Exciting new talents that blazed a trail at World Cup 2019

Many youngsters caught the eye of the cricketing world at the 2019 World Cup in England and Wales. Here is a look at a few promising ones.

With 16 wickets at an average of 14.62, Afridi has emerged as the latest addition to Pakistan’s long line of pace sensations.   -  getty images

Shaheen Afridi, 19, Pakistan

With 16 wickets at an average of 14.62, Afridi has emerged as the latest addition to Pakistan’s long line of pace sensations. His six for 35 against Bangladesh set up a comfortable 94-run victory for his team in its final group stage outing. In the previous match, the left-arm fast bowler scalped four wickets against Afghanistan, in what was another winning effort. The wiry 6’6” southpaw, who hails from the Khyber Agency, showed exceptional control over line and length. He also gets the ball to zoom around off the pitch, which often leads to edges behind the stumps.

Avishka Fernando, 21, Sri Lanka

 

The Sri Lankans are in a transitional phase now, and their recent win-loss ratio has suffered as a result. The performance of Avishka Fernando, however, has shown that the island nation is not short of young talent. Fernando came in for high praise after his match-winning 103-ball 104 against the West Indies. The knock prompted former Sri Lanka batsman Mahela Jayawardene to state that Fernando is the spark that can reignite the side’s fortunes. Even skipper Dimuth Karunaratne heaped praise, saying Fernando is sure to be a future star. An elegant batsman, Fernando will look to build on this fine run and establish himself as a permanent presence in international cricket in quick time.

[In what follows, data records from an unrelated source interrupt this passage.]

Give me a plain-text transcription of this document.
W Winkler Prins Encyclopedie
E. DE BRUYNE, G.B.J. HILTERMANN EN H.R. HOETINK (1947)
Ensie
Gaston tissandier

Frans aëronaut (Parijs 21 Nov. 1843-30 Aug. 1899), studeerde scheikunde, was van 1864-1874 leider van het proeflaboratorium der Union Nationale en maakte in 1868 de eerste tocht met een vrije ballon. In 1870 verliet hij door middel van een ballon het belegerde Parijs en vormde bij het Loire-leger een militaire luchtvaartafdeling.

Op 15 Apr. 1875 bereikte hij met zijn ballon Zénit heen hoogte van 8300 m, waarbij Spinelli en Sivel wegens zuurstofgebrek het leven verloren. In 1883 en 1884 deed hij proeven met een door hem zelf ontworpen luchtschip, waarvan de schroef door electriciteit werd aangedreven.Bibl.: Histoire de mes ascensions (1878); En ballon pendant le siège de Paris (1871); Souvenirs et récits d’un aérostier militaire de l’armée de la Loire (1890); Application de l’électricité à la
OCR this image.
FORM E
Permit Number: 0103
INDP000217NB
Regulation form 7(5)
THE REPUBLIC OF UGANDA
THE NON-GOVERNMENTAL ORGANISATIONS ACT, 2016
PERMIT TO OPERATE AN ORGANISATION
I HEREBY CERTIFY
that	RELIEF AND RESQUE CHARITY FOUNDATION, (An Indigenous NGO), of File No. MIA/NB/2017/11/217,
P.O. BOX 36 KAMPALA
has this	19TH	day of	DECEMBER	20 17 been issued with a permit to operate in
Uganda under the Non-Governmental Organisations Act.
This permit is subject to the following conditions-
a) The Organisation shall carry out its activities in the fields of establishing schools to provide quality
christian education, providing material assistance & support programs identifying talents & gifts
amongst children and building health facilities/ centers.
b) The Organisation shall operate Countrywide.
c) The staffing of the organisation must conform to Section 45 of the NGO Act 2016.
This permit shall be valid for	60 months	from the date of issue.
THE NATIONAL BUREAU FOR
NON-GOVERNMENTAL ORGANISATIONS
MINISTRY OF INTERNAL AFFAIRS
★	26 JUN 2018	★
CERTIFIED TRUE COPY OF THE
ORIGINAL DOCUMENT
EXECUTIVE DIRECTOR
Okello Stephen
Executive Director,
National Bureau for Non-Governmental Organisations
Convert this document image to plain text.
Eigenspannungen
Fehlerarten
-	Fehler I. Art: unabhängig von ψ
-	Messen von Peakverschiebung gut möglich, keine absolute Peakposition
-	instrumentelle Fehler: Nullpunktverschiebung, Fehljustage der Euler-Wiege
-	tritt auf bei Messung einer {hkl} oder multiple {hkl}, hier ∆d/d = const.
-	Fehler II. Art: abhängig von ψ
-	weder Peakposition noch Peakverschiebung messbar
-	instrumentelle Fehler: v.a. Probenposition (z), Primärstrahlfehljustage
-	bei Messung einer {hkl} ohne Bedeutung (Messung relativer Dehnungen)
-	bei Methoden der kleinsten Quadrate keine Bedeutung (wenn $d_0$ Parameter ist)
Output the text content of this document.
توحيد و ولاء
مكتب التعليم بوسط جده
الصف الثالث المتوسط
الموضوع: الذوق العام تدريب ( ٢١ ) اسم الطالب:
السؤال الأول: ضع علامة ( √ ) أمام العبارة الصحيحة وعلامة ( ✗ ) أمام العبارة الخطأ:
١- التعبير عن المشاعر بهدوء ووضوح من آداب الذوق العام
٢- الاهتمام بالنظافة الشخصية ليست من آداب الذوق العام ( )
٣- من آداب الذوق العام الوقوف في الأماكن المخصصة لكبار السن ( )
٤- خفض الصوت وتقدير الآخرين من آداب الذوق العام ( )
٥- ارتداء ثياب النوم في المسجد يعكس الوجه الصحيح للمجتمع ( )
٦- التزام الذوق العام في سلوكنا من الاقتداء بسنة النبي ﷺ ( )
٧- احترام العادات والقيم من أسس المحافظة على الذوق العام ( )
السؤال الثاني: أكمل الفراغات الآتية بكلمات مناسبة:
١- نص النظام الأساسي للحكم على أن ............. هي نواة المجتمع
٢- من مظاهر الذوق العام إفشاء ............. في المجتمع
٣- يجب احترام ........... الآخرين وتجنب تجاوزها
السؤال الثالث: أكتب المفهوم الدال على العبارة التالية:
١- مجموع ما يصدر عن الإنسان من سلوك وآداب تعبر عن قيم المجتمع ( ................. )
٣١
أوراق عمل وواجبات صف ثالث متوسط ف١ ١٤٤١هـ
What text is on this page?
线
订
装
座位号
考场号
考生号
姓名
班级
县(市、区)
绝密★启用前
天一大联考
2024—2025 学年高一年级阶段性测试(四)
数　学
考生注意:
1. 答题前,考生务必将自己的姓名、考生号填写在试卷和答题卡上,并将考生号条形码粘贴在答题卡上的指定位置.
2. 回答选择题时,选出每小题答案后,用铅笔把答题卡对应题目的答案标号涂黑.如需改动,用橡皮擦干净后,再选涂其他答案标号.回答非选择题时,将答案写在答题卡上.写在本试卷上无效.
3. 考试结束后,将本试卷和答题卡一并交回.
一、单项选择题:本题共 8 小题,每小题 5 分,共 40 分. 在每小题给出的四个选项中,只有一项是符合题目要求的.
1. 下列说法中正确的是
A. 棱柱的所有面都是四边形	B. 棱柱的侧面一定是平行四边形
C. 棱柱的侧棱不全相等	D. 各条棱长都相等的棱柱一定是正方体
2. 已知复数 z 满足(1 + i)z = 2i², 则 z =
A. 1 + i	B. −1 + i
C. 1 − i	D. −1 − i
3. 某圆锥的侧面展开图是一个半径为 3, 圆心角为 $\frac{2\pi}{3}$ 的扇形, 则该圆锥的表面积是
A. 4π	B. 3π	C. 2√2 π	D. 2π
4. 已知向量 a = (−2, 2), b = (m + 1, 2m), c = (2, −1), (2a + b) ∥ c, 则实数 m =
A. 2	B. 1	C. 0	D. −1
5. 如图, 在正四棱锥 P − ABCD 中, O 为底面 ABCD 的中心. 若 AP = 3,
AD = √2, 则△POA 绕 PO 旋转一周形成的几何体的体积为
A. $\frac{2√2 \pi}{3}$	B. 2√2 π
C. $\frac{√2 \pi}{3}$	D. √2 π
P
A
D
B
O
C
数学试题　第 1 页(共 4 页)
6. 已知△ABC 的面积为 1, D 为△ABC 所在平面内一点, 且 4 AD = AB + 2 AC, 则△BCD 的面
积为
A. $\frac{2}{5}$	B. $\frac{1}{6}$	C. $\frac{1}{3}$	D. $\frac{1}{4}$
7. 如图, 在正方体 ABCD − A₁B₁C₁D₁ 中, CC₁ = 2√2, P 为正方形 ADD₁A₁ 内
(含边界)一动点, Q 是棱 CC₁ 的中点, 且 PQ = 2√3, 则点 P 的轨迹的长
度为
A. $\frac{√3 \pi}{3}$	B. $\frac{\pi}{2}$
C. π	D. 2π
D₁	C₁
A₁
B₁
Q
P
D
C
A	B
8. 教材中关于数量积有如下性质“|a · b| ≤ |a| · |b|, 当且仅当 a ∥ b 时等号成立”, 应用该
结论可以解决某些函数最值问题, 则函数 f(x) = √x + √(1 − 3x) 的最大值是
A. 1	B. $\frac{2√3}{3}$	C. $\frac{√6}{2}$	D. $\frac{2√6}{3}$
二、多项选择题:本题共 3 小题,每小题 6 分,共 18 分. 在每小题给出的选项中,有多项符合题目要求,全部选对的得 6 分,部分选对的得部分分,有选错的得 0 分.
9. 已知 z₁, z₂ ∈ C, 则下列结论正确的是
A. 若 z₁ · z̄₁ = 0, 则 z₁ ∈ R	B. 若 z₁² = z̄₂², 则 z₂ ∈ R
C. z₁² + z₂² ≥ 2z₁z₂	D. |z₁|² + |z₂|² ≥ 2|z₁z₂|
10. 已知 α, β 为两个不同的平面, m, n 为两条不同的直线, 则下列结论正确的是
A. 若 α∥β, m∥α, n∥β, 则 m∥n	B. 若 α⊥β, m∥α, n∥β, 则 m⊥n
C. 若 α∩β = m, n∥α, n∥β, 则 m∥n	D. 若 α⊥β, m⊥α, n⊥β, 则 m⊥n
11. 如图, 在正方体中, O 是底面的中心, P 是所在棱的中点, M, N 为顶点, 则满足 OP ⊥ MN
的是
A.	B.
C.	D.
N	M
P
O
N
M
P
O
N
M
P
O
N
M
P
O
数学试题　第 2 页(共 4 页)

Nicholas Pooran, 23, West Indies

 

High hopes have been placed on Pooran, with Chris Gayle describing him as a ‘savage youngster’, ‘mini universe boss’ and ‘world-record beater’. A terrific 118 against Sri Lanka showed that such praise was indeed well deserved. Pooran, armed with a wide range of shots, has the ability to turn a match on its head. In the Sri Lanka fixture, he walked in with the West Indies in trouble at 71 for three, and guided his team to a good position in chase of a stiff 339-run target. An ill-timed dismissal to the ageing Angelo Mathews, however, brought an end to his dream knock and the West Indies’ chances of picking up a win.

Mohammad Saifuddin, 22, Bangladesh

 

Saifuddin first made his mark in the 2016 Under-19 World Cup, where he showed skill with both bat and ball. His transition to senior cricket has been smooth, as evidenced by his good show in the World Cup. With 13 wickets, Saifuddin finished as Bangladesh’s second highest wicket-taker, behind Mustafizur Rahman (20 wickets). Saifuddin also proved to be a more than capable batsman. An unbeaten 38-ball 51 gave the Indians a mighty fright, before they scrambled to record a 28-run win. The all-rounder from the small town of Feni possesses a tough attitude, one that gives him the mental strength to stand up to any challenge posed on the field.

Mujeeb Ur Rahman, 18, Aghanistan

 

The finger spinner may not have picked up wickets by the bucketful, but he has managed to keep accomplished batsmen quiet. Rahman recorded seven scalps at an economy rate of 4.47. This has helped him jump four places to sixth on the ICC World ODI ranking for bowlers, overtaking countryman Rashid Khan who has slipped to eighth. Rahman also lit up the stage with one of the best deliveries of the tournament. He got an in-from Rohit Sharma with a beauty, the ball drifting in and then moving away to clip the top of off-stump. Rohit was gone for 1 — a rare failure for the Indian run-machine.

Oshane Thomas, 22, West Indies

 

The burly speedster, steaming in at full tilt, presents a fearsome sight for opposition batsmen. The Australians faced his wrath, which left Usman Khawaja and captain Aaron Finch shaken. While Khawaja was rattled by a bouncer which crashed into the helmet, Finch was taken out fending at an awkward length. Thomas, who regularly breaches the 150 kmph mark, belongs to the mould of fast bowlers who care more for speed than control. The Jamaican can frustrate his captain by spraying it all over the place, but when he gets it right, it can yield magical rewards.